Heritage im Kulturwerk: Die Rückkehr der Rocklegenden
Unter dem Projektnamen Heritage versammelten sich 2017 namhafte regionale Musiker, um das musikalische Erbe der im Jahr zuvor verstorbenen Helden zu interpretieren und auf die Bühne zu bringen. Jetzt haben sie nachgelegt: Im Wissener Kulturwerk spielten sie Tom Petty, Chuck Berry, Gregg Allman (Allman Brothers), Malcom Young (AC/DC), Chris Cornell (Soundgarden), Goldy McJohn (Steppenwolf), Ray Thomas (Moody Blues), Chester Bennington (Linkin‘ Park) und andere.
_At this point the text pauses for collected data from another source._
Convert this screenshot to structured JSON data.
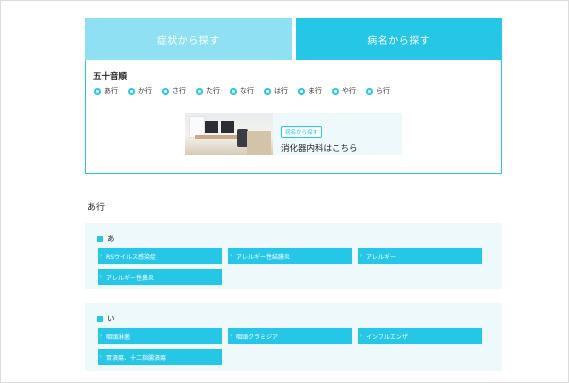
{
  "tabs": {
    "symptom": "症状から探す",
    "disease": "病名から探す"
  },
  "index": {
    "title": "五十音順",
    "rows": [
      "あ行",
      "か行",
      "さ行",
      "た行",
      "な行",
      "は行",
      "ま行",
      "や行",
      "ら行"
    ]
  },
  "banner": {
    "tag": "病名から探す",
    "label": "消化器内科はこちら"
  },
  "section": {
    "heading": "あ行",
    "groups": [
      {
        "letter": "あ",
        "items": [
          "RSウイルス感染症",
          "アレルギー性結膜炎",
          "アレルギー",
          "アレルギー性鼻炎"
        ]
      },
      {
        "letter": "い",
        "items": [
          "咽頭淋菌",
          "咽頭クラミジア",
          "インフルエンザ",
          "胃潰瘍、十二指腸潰瘍"
        ]
      }
    ]
  },
  "colors": {
    "accent": "#25c6e6",
    "accent_light": "#8fe0f2",
    "group_bg": "#eef9fb"
  }
}
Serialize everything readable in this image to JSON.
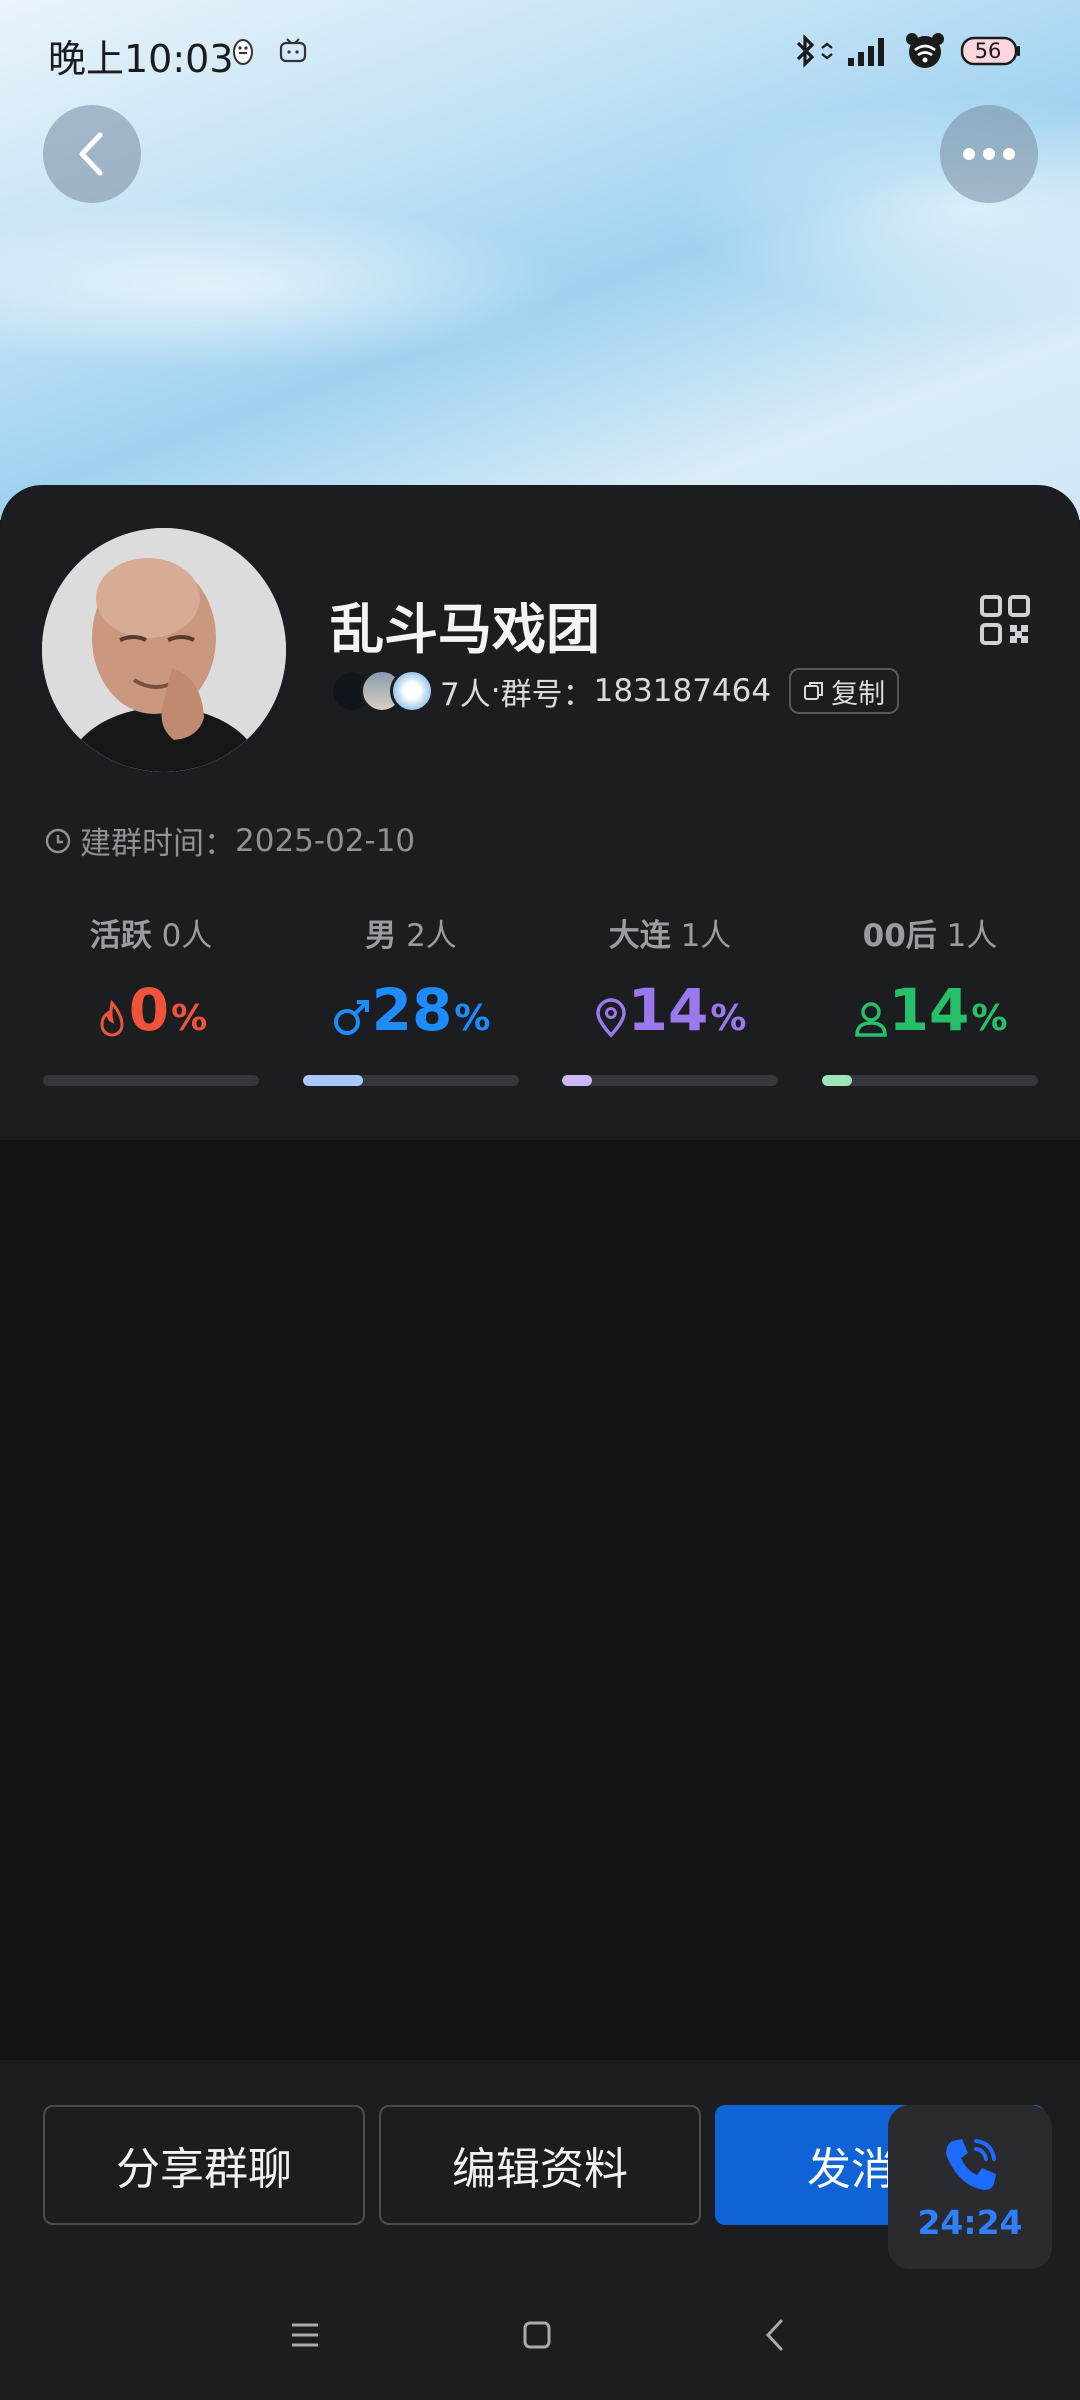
{
  "status_bar": {
    "time": "晚上10:03",
    "battery": "56"
  },
  "group": {
    "name": "乱斗马戏团",
    "member_count": "7人",
    "separator": " · ",
    "id_label": "群号：",
    "id": "183187464",
    "copy_label": "复制",
    "created_label": "建群时间：",
    "created_date": "2025-02-10"
  },
  "stats": [
    {
      "label_bold": "活跃",
      "label_count": "0人",
      "value": "0",
      "unit": "%",
      "color": "#f0533a",
      "fill_fraction": 0.0
    },
    {
      "label_bold": "男",
      "label_count": "2人",
      "value": "28",
      "unit": "%",
      "color": "#1e8cff",
      "fill_fraction": 0.28
    },
    {
      "label_bold": "大连",
      "label_count": "1人",
      "value": "14",
      "unit": "%",
      "color": "#9b78ee",
      "fill_fraction": 0.14
    },
    {
      "label_bold": "00后",
      "label_count": "1人",
      "value": "14",
      "unit": "%",
      "color": "#27c06a",
      "fill_fraction": 0.14
    }
  ],
  "actions": {
    "share": "分享群聊",
    "edit": "编辑资料",
    "send": "发消"
  },
  "call": {
    "duration": "24:24"
  },
  "colors": {
    "accent": "#0f63d6",
    "sheet": "#1c1d20",
    "background": "#131417"
  }
}
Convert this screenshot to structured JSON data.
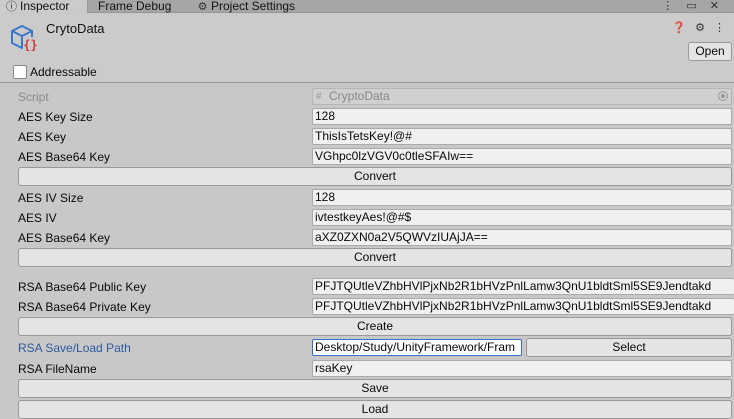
{
  "tabs": [
    {
      "label": "Inspector",
      "icon": "info-icon",
      "active": true
    },
    {
      "label": "Frame Debug",
      "icon": "",
      "active": false
    },
    {
      "label": "Project Settings",
      "icon": "gear-icon",
      "active": false
    }
  ],
  "tab_tools": "⋮ ▭ ✕",
  "asset": {
    "title": "CrytoData",
    "open_label": "Open"
  },
  "header_tools": "❓ ⚙ ⋮",
  "addressable": {
    "label": "Addressable",
    "checked": false
  },
  "script": {
    "label": "Script",
    "value": "CryptoData"
  },
  "aes": {
    "key_size_label": "AES Key Size",
    "key_size_value": "128",
    "key_label": "AES Key",
    "key_value": "ThisIsTetsKey!@#",
    "b64_label": "AES Base64 Key",
    "b64_value": "VGhpc0lzVGV0c0tleSFAIw==",
    "convert_label": "Convert",
    "iv_size_label": "AES IV Size",
    "iv_size_value": "128",
    "iv_label": "AES IV",
    "iv_value": "ivtestkeyAes!@#$",
    "iv_b64_label": "AES Base64 Key",
    "iv_b64_value": "aXZ0ZXN0a2V5QWVzIUAjJA==",
    "convert2_label": "Convert"
  },
  "rsa": {
    "pub_label": "RSA Base64 Public Key",
    "pub_value": "PFJTQUtleVZhbHVlPjxNb2R1bHVzPnlLamw3QnU1bldtSml5SE9Jendtakd",
    "priv_label": "RSA Base64 Private Key",
    "priv_value": "PFJTQUtleVZhbHVlPjxNb2R1bHVzPnlLamw3QnU1bldtSml5SE9Jendtakd",
    "create_label": "Create",
    "path_label": "RSA Save/Load Path",
    "path_value": "Desktop/Study/UnityFramework/Fram",
    "select_label": "Select",
    "filename_label": "RSA FileName",
    "filename_value": "rsaKey",
    "save_label": "Save",
    "load_label": "Load"
  },
  "colors": {
    "accent": "#2e5a9e",
    "panel": "#c8c8c8",
    "field": "#f0f0f0"
  }
}
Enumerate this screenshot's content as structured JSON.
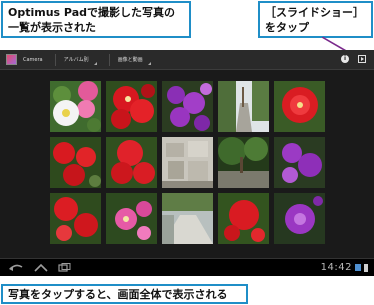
{
  "callouts": {
    "top_left_line1": "Optimus Padで撮影した写真の",
    "top_left_line2": "一覧が表示された",
    "top_right_line1": "［スライドショー］",
    "top_right_line2": "をタップ",
    "bottom": "写真をタップすると、画面全体で表示される"
  },
  "action_bar": {
    "app_title": "Camera",
    "dropdown_1": "アルバム別",
    "dropdown_2": "画像と動画",
    "info_icon": "info-icon",
    "slideshow_icon": "slideshow-icon"
  },
  "photos": [
    {
      "row": 1,
      "col": 1,
      "subject": "white-and-pink-flowers"
    },
    {
      "row": 1,
      "col": 2,
      "subject": "red-flowers"
    },
    {
      "row": 1,
      "col": 3,
      "subject": "purple-flowers"
    },
    {
      "row": 1,
      "col": 4,
      "subject": "tree-lined-path"
    },
    {
      "row": 1,
      "col": 5,
      "subject": "red-flower"
    },
    {
      "row": 2,
      "col": 1,
      "subject": "red-flowers"
    },
    {
      "row": 2,
      "col": 2,
      "subject": "red-flowers"
    },
    {
      "row": 2,
      "col": 3,
      "subject": "stone-wall"
    },
    {
      "row": 2,
      "col": 4,
      "subject": "garden-trees"
    },
    {
      "row": 2,
      "col": 5,
      "subject": "purple-flowers"
    },
    {
      "row": 3,
      "col": 1,
      "subject": "red-flowers"
    },
    {
      "row": 3,
      "col": 2,
      "subject": "pink-flowers"
    },
    {
      "row": 3,
      "col": 3,
      "subject": "walkway"
    },
    {
      "row": 3,
      "col": 4,
      "subject": "red-flowers"
    },
    {
      "row": 3,
      "col": 5,
      "subject": "purple-flower"
    }
  ],
  "system_bar": {
    "clock": "14:42",
    "back_icon": "back-icon",
    "home_icon": "home-icon",
    "recent_apps_icon": "recent-apps-icon"
  },
  "colors": {
    "callout_border": "#1f8ec7",
    "screen_background": "#1a1a1a",
    "action_bar": "#2a2a2a",
    "system_bar": "#000000"
  }
}
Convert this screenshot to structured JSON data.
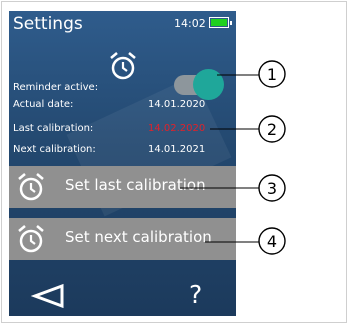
{
  "header": {
    "title": "Settings",
    "time": "14:02"
  },
  "settings": {
    "reminder_label": "Reminder active:",
    "reminder_on": true,
    "actual_date_label": "Actual date:",
    "actual_date_value": "14.01.2020",
    "last_calibration_label": "Last calibration:",
    "last_calibration_value": "14.02.2020",
    "next_calibration_label": "Next calibration:",
    "next_calibration_value": "14.01.2021"
  },
  "buttons": {
    "set_last": "Set last calibration",
    "set_next": "Set next calibration"
  },
  "footer": {
    "help": "?"
  },
  "callouts": [
    "1",
    "2",
    "3",
    "4"
  ],
  "colors": {
    "screen_bg": "#23486f",
    "toggle_knob": "#1fa79a",
    "warning_value": "#e0222a",
    "battery": "#1fd11f",
    "button_bg": "#909090"
  },
  "icons": [
    "alarm-clock-icon",
    "back-arrow-icon",
    "help-icon",
    "battery-icon"
  ]
}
Und das Kulturwerk bebte.
Wissen. Wie kommt eine bunt zusammengewürfelte musikalische Formation bloß auf den Gedanken, ihr Projekt Heritage zu nennen? Heritage kommt aus dem Englischen und heißt eigentlich Erbe oder Nachlass. Hier ging es einmal nicht um den schnöden Mammon, sondern um das musikalische Vermächtnis, welches begnadete Musikerinnen und Musiker, die in den Jahren 2017 und 2018 verstorben sind, der Nachwelt hinterlassen haben. Alles, was im Bereich der Rockmusik im Westerwald und des Siegerlandes Rang und Namen hat, fand sich in diesem Projekt wieder: Lothar Jung, Bernd Gudernatsch, Dominik Weitershagen, Joi Dreisbach, Jojo Weber, Armin Lübcke, Tim Zimmermann, Nadine und Stefan Altmann, Sebastian Weide, Andreas Pfeiffer, Simone Bröhl und Steffi Preußer. Sie alle sind in der Region und darüber hinaus in verschiedenen Bands unterwegs: Pink Pulse, Jaxx, „@coustic“s, zion und „Juke & the Blue Joints“.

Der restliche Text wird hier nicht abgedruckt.